Perhaps it is not clear why the number field sieve is a good factoring
algorithm. A key quantity in a factorization method such as the
quadratic sieve or the number field sieve is what I was calling *"$X$"*
earlier. It is an estimate for the size of the auxiliary numbers that
we are hoping to combine into a square. Knowing $X$ gives you the
complexity; it is about $\exp(\sqrt{2 \log X \log \log X})$. In the
quadratic sieve we have X about $n^{1/2+\epsilon}$. But in the number
field sieve, we may choose the polynomial $f(x)$ and the integer $m$
in such a way that $(a-mb)N(a-\alpha b)$ (the numbers that we hope to
find smooth) is bounded by a value of $X$ of the form $\exp (c' (\log
> n)^{2/3})(\log \log n)^{1/3}))$. Thus the number of digits of the
auxiliary numbers that we sieve over for smooth values is about the
$2/3$ *power* of the number of digits of $n$, as opposed to the
quadratic sieve where the auxiliary numbers have more than half the
number of digits of $n$. That is why the number field sieve is
asymptotically so fast in comparison.

Pages from 7 to 10 of the survey are particularly relevant, although the whole paper is defenitely worth reading.

For a more technical and concrete exposition, you might be interested in:

As for the second part, question of the type "why can't we prove/improve __" are usually hard or impossible to answer, except in cases where there is a well know obstruction.

In particular, we can't rule out that the number field sieve is the best possible.
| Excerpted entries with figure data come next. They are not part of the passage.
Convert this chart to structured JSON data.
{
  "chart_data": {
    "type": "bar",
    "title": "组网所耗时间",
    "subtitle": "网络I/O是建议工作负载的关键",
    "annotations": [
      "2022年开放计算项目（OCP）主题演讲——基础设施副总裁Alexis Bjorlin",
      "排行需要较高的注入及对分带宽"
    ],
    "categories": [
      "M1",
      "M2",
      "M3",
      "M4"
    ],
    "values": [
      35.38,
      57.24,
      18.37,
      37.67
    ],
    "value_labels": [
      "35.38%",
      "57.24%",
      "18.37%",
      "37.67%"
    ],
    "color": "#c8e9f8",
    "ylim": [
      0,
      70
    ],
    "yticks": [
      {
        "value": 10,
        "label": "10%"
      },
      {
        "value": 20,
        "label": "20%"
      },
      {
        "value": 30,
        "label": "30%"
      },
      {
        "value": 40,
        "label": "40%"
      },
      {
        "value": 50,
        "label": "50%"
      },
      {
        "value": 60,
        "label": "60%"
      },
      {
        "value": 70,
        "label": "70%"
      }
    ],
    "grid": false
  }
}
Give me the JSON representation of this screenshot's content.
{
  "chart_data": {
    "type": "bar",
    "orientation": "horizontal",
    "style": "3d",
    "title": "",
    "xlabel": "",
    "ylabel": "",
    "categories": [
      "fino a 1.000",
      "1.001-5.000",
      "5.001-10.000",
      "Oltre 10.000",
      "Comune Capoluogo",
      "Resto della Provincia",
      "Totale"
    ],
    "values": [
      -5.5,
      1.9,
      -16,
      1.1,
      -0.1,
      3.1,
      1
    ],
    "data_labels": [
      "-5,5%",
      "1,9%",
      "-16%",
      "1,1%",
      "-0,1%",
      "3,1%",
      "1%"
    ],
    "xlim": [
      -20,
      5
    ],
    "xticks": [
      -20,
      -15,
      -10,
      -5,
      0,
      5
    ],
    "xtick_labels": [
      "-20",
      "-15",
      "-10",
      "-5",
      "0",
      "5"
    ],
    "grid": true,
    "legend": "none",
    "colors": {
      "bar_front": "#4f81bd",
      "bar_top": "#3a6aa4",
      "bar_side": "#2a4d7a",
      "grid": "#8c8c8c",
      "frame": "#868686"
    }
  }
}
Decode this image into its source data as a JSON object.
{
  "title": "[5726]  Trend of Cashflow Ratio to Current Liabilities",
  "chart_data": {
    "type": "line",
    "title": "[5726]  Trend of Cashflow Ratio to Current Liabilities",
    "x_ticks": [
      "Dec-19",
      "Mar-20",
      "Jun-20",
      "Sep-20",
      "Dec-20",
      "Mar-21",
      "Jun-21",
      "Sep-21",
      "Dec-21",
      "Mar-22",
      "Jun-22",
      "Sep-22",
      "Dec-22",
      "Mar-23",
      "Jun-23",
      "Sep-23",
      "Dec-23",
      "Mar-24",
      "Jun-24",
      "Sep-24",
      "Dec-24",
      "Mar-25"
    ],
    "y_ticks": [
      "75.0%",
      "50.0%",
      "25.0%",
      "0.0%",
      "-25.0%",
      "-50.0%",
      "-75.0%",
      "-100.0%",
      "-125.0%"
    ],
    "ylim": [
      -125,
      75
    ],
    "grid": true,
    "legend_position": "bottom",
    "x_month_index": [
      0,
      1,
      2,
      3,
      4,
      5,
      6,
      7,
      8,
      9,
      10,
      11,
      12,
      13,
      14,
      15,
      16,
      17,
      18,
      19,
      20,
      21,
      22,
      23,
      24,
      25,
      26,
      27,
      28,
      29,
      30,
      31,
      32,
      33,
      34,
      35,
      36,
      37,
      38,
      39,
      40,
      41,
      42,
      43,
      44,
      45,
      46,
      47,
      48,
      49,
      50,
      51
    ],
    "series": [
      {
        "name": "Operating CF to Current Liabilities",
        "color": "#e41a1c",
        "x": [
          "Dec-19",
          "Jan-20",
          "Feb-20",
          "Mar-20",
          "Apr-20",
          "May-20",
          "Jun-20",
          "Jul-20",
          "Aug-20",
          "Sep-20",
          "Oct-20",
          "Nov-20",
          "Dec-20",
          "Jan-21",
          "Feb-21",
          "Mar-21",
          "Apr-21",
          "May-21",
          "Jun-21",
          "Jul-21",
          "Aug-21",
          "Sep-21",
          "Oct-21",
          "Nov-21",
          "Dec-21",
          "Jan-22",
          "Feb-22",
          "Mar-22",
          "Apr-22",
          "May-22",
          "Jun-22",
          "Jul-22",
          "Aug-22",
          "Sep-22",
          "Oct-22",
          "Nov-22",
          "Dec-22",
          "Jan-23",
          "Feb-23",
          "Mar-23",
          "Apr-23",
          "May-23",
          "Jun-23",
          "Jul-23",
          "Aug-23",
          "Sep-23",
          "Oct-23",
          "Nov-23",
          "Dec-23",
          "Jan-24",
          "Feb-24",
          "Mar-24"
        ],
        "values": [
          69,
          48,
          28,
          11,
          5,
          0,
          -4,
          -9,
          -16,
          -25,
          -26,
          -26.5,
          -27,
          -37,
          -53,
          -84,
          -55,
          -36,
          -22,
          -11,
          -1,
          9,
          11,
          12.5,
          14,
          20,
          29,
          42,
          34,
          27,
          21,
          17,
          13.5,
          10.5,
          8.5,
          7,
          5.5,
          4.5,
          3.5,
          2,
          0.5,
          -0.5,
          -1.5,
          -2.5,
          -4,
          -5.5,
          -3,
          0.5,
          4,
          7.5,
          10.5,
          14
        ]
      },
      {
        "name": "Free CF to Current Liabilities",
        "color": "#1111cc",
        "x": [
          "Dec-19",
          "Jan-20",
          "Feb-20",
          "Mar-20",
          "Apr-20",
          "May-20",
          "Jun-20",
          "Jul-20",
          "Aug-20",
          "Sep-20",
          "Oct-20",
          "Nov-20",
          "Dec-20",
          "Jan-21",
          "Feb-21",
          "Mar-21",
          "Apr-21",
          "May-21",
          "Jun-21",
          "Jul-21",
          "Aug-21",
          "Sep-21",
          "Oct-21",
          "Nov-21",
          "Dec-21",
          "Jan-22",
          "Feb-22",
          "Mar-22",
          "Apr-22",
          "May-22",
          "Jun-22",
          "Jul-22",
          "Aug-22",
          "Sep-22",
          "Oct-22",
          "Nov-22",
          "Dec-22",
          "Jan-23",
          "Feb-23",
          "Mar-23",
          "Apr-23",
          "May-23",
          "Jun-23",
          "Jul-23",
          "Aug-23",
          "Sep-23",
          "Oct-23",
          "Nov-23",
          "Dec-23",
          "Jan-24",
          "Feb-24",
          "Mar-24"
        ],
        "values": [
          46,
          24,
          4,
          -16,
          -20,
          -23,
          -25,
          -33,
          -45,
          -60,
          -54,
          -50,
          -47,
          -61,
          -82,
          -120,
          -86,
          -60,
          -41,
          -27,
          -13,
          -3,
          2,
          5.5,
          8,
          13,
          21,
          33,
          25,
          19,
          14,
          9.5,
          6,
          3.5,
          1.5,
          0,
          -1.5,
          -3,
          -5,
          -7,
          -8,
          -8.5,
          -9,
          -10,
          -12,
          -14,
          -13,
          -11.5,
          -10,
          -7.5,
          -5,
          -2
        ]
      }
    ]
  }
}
Take for example this fragment from Anirban Pathak's "Elements of Quantum Computation and Quantum Communication":

[...] This indicates that factorization is a computational problem which
does not belong to $P$ and belongs to $NP$. This suggests that $P \subsetneq NP$. We reach this conclusion by considering the number
field sieve algorithm as the best algorithm. However, we cannot
exclude the possibility that tomorrow someone may invent an efficient
classical algorithm for factorization.